Returning large number of rows in SimpleQueryHandler::do_query() is extremely slow
Hi there. I've been experimenting with pgwire. Using psql when returning a large number of rows (even with a single i32 column) from SimpleQueryHandler::do_query() the results are almost 10x slower than in postgres.
- Example, returning 7.5M rows of a row containing a single i32 column in pgwire using TextDataRowEncoder takes approx 6.5 secs in psql
- The same results from Postgres comes back in 600ms.
version : 0.7.0 OS: MacOS M1
Thank you for reporting. I haven't got chance to work on performance of pgwire. I will do some profile to find out the bottleneck. Contribution is welcomed if you are interested in this part.

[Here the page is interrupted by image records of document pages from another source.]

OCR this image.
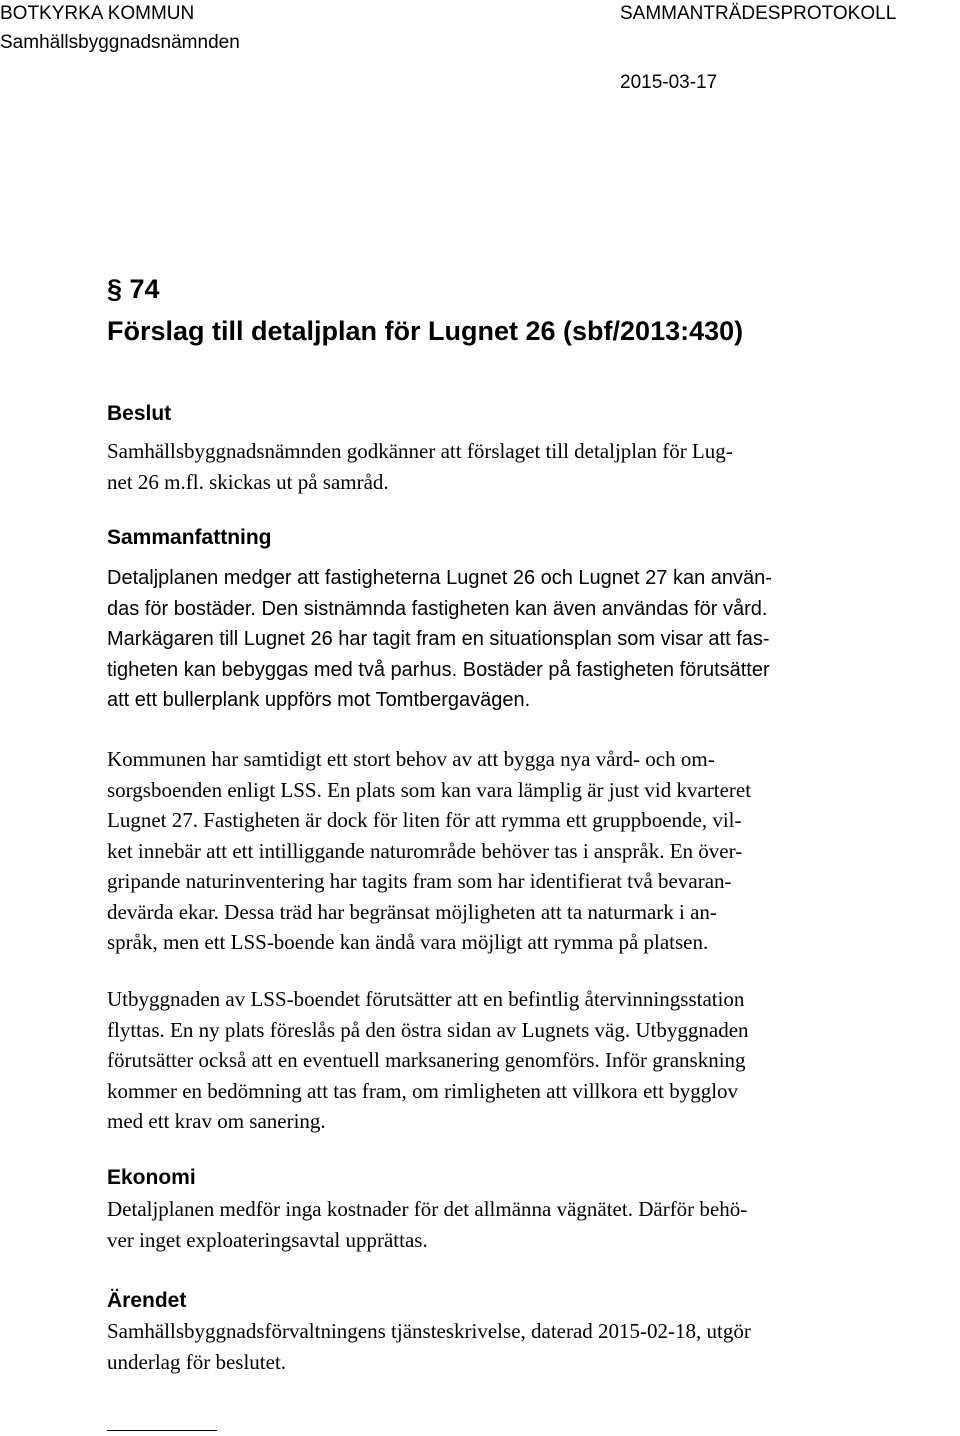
BOTKYRKA KOMMUN
Samhällsbyggnadsnämnden
SAMMANTRÄDESPROTOKOLL
2015-03-17
§ 74
Förslag till detaljplan för Lugnet 26 (sbf/2013:430)
Beslut
Samhällsbyggnadsnämnden godkänner att förslaget till detaljplan för Lug-
net 26 m.fl. skickas ut på samråd.
Sammanfattning
Detaljplanen medger att fastigheterna Lugnet 26 och Lugnet 27 kan använ-
das för bostäder. Den sistnämnda fastigheten kan även användas för vård.
Markägaren till Lugnet 26 har tagit fram en situationsplan som visar att fas-
tigheten kan bebyggas med två parhus. Bostäder på fastigheten förutsätter
att ett bullerplank uppförs mot Tomtbergavägen.
Kommunen har samtidigt ett stort behov av att bygga nya vård- och om-
sorgsboenden enligt LSS. En plats som kan vara lämplig är just vid kvarteret
Lugnet 27. Fastigheten är dock för liten för att rymma ett gruppboende, vil-
ket innebär att ett intilliggande naturområde behöver tas i anspråk. En över-
gripande naturinventering har tagits fram som har identifierat två bevaran-
devärda ekar. Dessa träd har begränsat möjligheten att ta naturmark i an-
språk, men ett LSS-boende kan ändå vara möjligt att rymma på platsen.
Utbyggnaden av LSS-boendet förutsätter att en befintlig återvinningsstation
flyttas. En ny plats föreslås på den östra sidan av Lugnets väg. Utbyggnaden
förutsätter också att en eventuell marksanering genomförs. Inför granskning
kommer en bedömning att tas fram, om rimligheten att villkora ett bygglov
med ett krav om sanering.
Ekonomi
Detaljplanen medför inga kostnader för det allmänna vägnätet. Därför behö-
ver inget exploateringsavtal upprättas.
Ärendet
Samhällsbyggnadsförvaltningens tjänsteskrivelse, daterad 2015-02-18, utgör
underlag för beslutet.
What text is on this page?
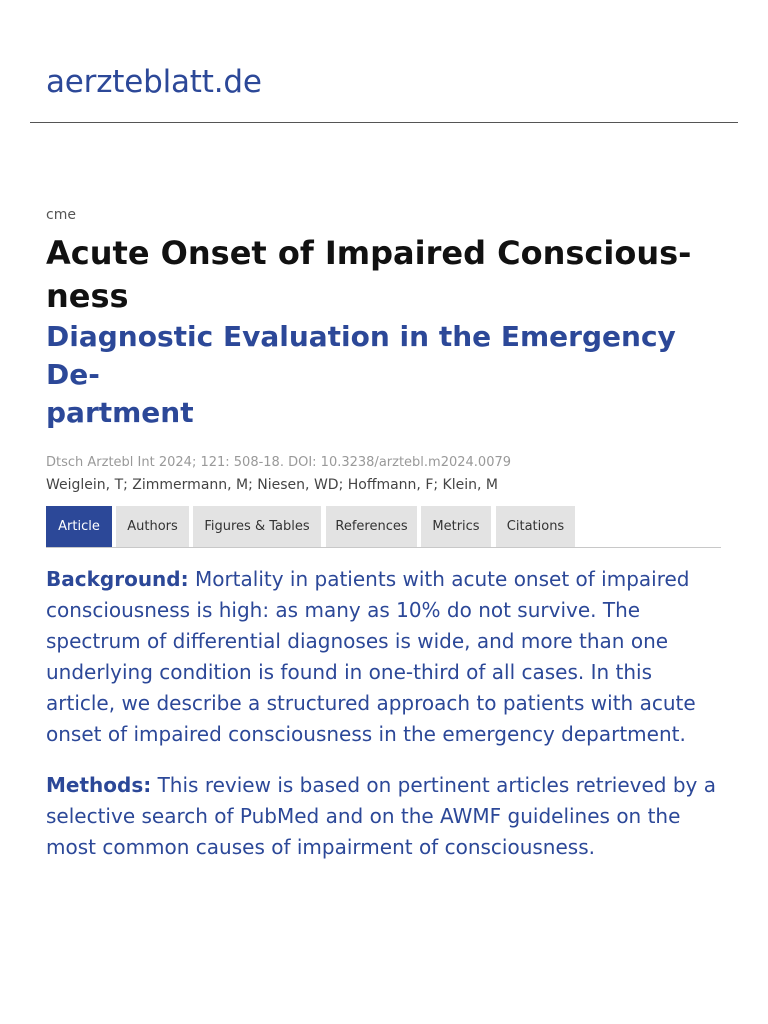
aerzteblatt.de
cme
Acute Onset of Impaired Conscious-
ness
Diagnostic Evaluation in the Emergency De-
partment
Dtsch Arztebl Int 2024; 121: 508-18. DOI: 10.3238/arztebl.m2024.0079
Weiglein, T; Zimmermann, M; Niesen, WD; Hoffmann, F; Klein, M
Article	Authors	Figures & Tables	References	Metrics	Citations

Background: Mortality in patients with acute onset of impaired consciousness is high: as many as 10% do not survive. The spectrum of differential diagnoses is wide, and more than one underlying condition is found in one-third of all cases. In this article, we describe a structured approach to patients with acute onset of impaired consciousness in the emergency department.

Methods: This review is based on pertinent articles retrieved by a selective search of PubMed and on the AWMF guidelines on the most common causes of impairment of consciousness.
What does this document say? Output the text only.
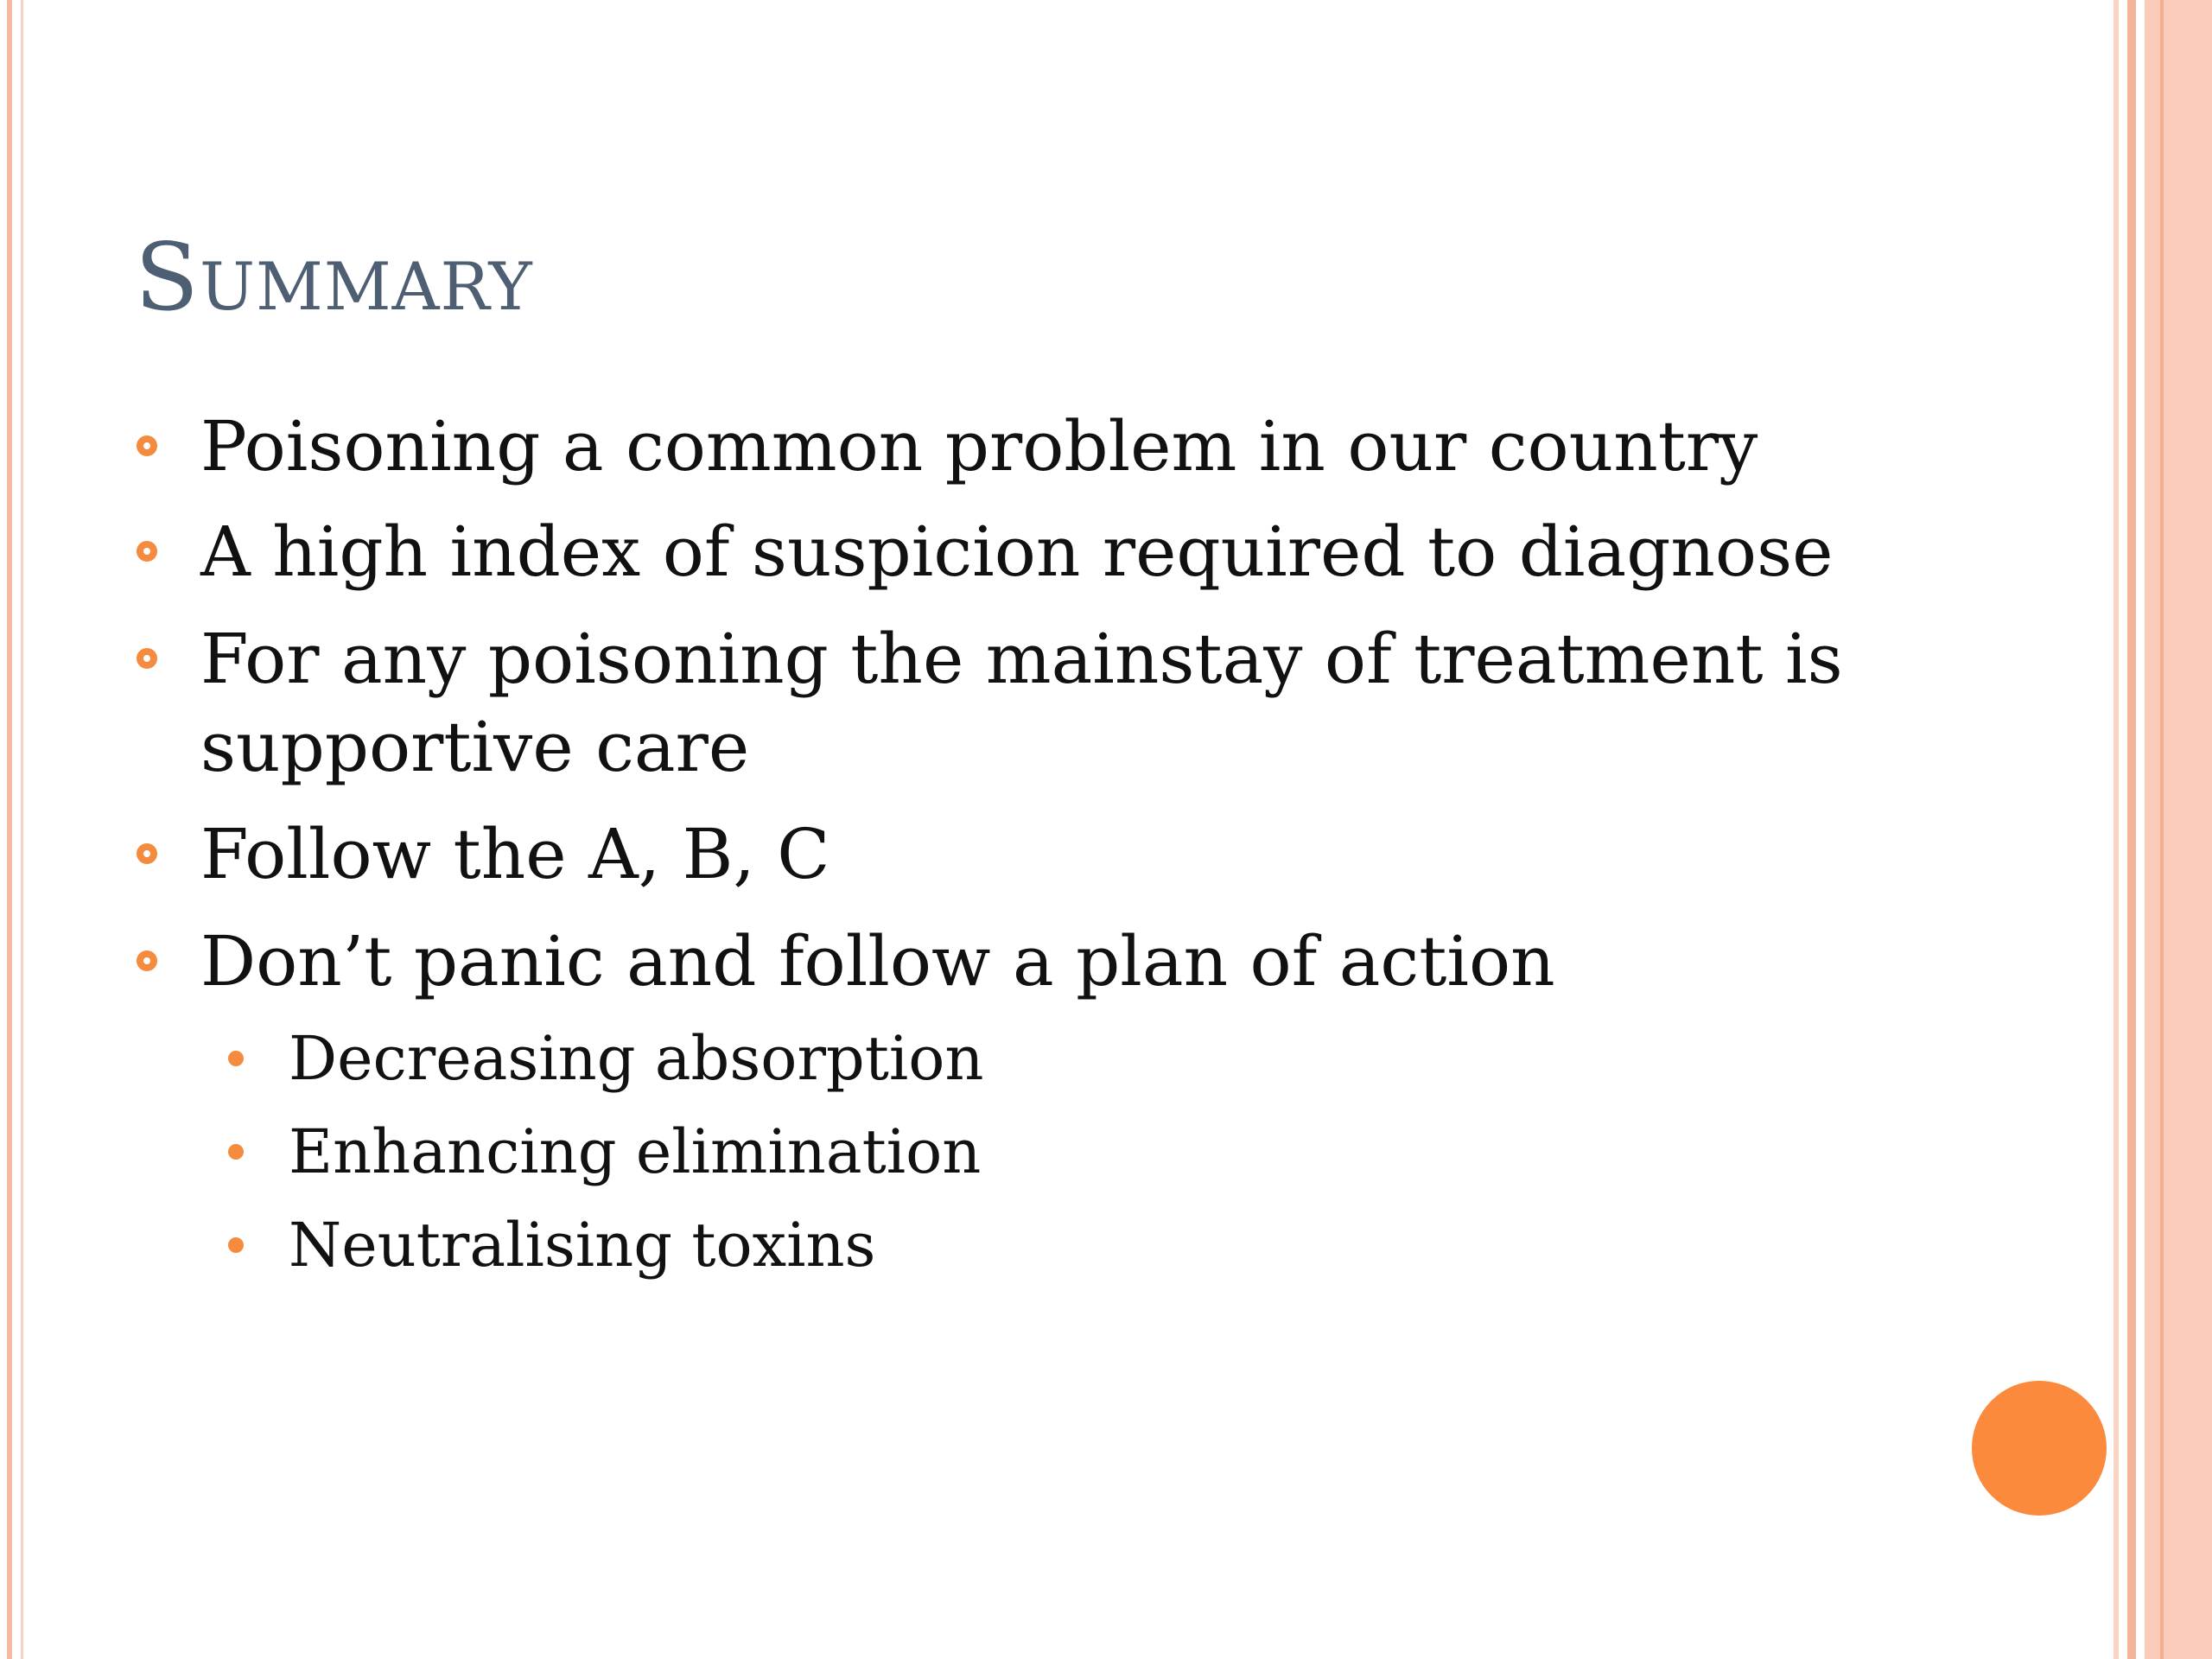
Summary
Poisoning a common problem in our country
A high index of suspicion required to diagnose
For any poisoning the mainstay of treatment is
supportive care
Follow the A, B, C
Don’t panic and follow a plan of action
Decreasing absorption
Enhancing elimination
Neutralising toxins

In #94 I'm adding tcp_nodelay to client socket by default, according to my pgbench test the performance is now on par with postgresql.
Oh thats really cool.
I was looking at the again. It still seems pretty slow. When executing a query with alot of results (millions) on postgres directly it seems that some values are returned to the client before the query has finished executing (so it gives the impression that its quicker), however when using pgwire, all results are returned before any results are shown. Is this the case?
The implementation of streaming to the client I'm using is identical to the datafusion example.
Also in GrepTime, have you guys done performance testing with large resultsets?
Sorry for late response. I have been super busy these days. At greptime we haven't cover this part on postgres interface.
I'm going to check the code again but iirc we are using a stream based API to return results to client. It seems my datafusion example has some potential improvement that for a recordbatch, we don't need to add all results in the vector. This might be the reason you it's blocking for results. I will find time to update the example.
I just improved performance of DataRowEncoder in #165 and it should have twice throughtput in some cases.